Но Гесту не терпится помериться со зверьем силами в чистом поле, на равных, и он все свободное время тратит на улучшение своего оружия, особенно лука, который все переделывает и совершенствует. Стрелы его еще малы и рука недостаточно сильна, чтобы стрелять в крупных зверей, но птицы уже начали бояться его, спешно улетали, заслышав пение тетивы, но тогда стрела была уже в воздухе, и не раз случалось, что птица и пущенная стрела встречались, и птица падала, насквозь пронзенная на лету.
Огромные стаи перелетных птиц давали по осени богатейшую добычу; стоило запустить палкой в стаю уток на лесном озере или в крикливую стаю куропаток, взлетающих с лесных полянок и луговин, чтобы уложить на месте больше, чем можно было унести с собой.
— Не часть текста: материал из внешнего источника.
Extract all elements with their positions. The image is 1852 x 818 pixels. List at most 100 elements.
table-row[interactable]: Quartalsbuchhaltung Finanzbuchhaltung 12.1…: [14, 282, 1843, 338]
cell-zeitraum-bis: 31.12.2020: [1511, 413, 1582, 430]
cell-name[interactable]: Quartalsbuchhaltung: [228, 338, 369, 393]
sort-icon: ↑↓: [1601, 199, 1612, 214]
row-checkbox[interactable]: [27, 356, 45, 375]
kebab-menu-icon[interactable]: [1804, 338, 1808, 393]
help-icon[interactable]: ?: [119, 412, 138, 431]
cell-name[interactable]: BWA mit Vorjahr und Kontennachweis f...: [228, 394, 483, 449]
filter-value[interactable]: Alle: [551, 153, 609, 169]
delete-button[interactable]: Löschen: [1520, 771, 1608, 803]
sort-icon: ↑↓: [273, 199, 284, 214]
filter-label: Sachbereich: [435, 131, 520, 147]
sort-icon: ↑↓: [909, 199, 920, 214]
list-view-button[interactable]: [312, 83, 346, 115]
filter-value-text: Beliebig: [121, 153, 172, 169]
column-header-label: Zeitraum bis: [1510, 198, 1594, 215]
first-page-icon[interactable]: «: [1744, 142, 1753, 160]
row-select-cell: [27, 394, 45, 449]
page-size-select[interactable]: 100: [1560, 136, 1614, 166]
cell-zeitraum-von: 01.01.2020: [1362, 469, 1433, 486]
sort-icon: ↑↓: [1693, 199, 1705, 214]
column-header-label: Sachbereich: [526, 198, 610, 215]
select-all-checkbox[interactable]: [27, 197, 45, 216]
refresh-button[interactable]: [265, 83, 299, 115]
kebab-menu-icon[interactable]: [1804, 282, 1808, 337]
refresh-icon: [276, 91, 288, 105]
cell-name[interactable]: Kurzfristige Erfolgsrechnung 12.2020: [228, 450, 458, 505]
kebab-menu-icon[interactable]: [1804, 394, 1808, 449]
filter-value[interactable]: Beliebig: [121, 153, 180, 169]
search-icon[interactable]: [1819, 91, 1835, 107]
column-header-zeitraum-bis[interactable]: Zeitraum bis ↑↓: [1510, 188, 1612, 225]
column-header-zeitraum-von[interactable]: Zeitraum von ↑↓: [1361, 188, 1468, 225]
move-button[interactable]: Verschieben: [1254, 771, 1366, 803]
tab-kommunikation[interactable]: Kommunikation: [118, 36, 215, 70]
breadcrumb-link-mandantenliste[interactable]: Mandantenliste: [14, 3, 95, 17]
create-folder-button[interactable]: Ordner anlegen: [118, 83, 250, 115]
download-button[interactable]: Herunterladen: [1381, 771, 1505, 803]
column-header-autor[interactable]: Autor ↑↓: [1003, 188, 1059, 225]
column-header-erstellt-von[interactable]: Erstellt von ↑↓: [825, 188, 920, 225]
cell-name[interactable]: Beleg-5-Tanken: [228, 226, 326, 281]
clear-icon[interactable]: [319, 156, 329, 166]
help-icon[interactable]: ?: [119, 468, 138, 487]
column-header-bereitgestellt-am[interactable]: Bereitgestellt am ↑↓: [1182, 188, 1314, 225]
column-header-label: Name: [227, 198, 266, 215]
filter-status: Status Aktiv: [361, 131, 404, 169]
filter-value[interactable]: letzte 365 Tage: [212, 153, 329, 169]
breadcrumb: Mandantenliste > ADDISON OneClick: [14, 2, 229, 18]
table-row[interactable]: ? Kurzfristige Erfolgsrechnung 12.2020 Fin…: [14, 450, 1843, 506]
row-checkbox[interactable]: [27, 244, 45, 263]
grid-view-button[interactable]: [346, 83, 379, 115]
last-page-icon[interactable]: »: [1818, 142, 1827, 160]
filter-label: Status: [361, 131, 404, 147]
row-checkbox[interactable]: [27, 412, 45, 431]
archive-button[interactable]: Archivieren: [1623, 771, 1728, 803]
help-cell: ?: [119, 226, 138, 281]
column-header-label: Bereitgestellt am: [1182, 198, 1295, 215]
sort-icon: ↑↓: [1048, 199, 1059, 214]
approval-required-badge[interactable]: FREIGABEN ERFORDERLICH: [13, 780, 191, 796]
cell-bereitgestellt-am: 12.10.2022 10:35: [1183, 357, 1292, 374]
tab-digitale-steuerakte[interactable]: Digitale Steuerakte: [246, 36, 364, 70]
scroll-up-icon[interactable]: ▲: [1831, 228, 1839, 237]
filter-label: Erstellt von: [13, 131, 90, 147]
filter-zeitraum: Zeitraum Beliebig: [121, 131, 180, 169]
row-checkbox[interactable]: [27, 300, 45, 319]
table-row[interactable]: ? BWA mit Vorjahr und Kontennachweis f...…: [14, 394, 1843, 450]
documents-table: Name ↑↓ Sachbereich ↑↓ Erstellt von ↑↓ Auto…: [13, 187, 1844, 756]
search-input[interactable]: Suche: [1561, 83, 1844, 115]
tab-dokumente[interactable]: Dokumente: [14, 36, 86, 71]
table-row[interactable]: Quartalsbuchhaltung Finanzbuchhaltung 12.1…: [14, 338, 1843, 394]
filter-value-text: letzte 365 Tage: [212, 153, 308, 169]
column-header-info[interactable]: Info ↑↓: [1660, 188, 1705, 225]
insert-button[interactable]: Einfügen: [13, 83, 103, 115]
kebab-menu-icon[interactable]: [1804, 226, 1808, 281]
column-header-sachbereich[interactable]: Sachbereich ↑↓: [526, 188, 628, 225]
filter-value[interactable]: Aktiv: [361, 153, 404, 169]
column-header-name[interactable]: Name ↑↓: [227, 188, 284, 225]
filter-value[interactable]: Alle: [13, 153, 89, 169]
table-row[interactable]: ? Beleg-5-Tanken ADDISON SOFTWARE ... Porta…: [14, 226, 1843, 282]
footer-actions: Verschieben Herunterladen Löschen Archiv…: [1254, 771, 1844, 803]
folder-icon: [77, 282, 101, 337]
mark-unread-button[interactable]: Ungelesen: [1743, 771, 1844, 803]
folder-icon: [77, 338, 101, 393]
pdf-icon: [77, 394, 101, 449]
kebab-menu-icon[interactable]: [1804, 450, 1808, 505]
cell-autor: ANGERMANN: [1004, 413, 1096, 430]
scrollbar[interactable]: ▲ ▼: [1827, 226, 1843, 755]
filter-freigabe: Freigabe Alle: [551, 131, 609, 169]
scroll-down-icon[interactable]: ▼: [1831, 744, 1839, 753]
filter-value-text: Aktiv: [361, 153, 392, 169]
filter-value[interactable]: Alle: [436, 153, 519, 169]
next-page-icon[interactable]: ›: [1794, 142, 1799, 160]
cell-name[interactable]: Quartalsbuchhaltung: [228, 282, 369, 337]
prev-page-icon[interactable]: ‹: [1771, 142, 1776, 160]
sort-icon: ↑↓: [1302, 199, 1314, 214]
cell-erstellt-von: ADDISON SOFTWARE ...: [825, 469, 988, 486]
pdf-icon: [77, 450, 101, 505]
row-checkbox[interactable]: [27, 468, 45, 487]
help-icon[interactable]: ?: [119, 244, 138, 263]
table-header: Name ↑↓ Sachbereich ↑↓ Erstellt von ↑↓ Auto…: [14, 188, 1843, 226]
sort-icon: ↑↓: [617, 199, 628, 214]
И даже с отлетом всех перелетных птиц, огромными шумными стаями покидающих страну, после чего в долине и увядающем лесу становится так пусто и глухо, пернатых все-таки остается еще много, и Гест старается хорошенько набить на них руку, расстреливает все свои драгоценные стрелы и целый день разыскивает потом в кустах самые любимые; он делает новые, теряет и их; но, если будешь жалеть стрелы, не настреляешь дичи.
Впрочем, Гест не на всех птиц охотится. Он щадит сороку, что живет на дереве по соседству с ними и питается их отбросами; такая же сорока жила и верещала в родном их Становище, и там ее тоже не трогали. Гест с раннего детства знаком с сорокой, и ему кажется, что он почти понимает ее язык; сорока – умная птица, понимает человека, и ее нельзя есть. Когда пара сорок с хохотом перелетает с дерева на дерево, сверкая черными и белыми перьями, Гесту начинает казаться, будто он знавал их когда-то в ином мире.
Куда улетели перелетные птицы? Гест раздумывает об этом, созерцая пустой лес, бледное небо и далекое солнце, отодвигающееся к югу; Гест печально смотрит ему вслед; с каждым разом оно восходит все ниже и ниже, и все чаще и дольше прячется за тучами.
Сильные бури проносятся над лесом, срывают с него листву и гонят увядшие листья, выметают их из лесу. Деревья стоят черные, голые, а ветер с воем разгуливает между ветвями. Холод и дождь надвигаются на долину.
Наконец настал день, когда небо, очевидно, заболело; днем смерклось, и среди могильной тишины пошел первый снег, крупными, мокрыми хлопьями устилая землю; к вечеру вся земля побелела.
Ночью буря усиливается, кругом все дрожит, снег и ветер проникают через дымовую дыру в землянку, где Гест с Пиль сидят у огня и слушают стоны леса и завыванье ветра, порывисто сотрясающего их жилье. Они чувствуют холод, ночь кажется бесконечно длинной, а когда наконец приходит день, то они не видят настоящего света; буря со снегом переплелись в объятиях и пляшут по верхушкам деревьев, лес гудит, оттуда несет леденящим холодом и вьюжным сумраком; перед входом в землянку снега намело уже по колено.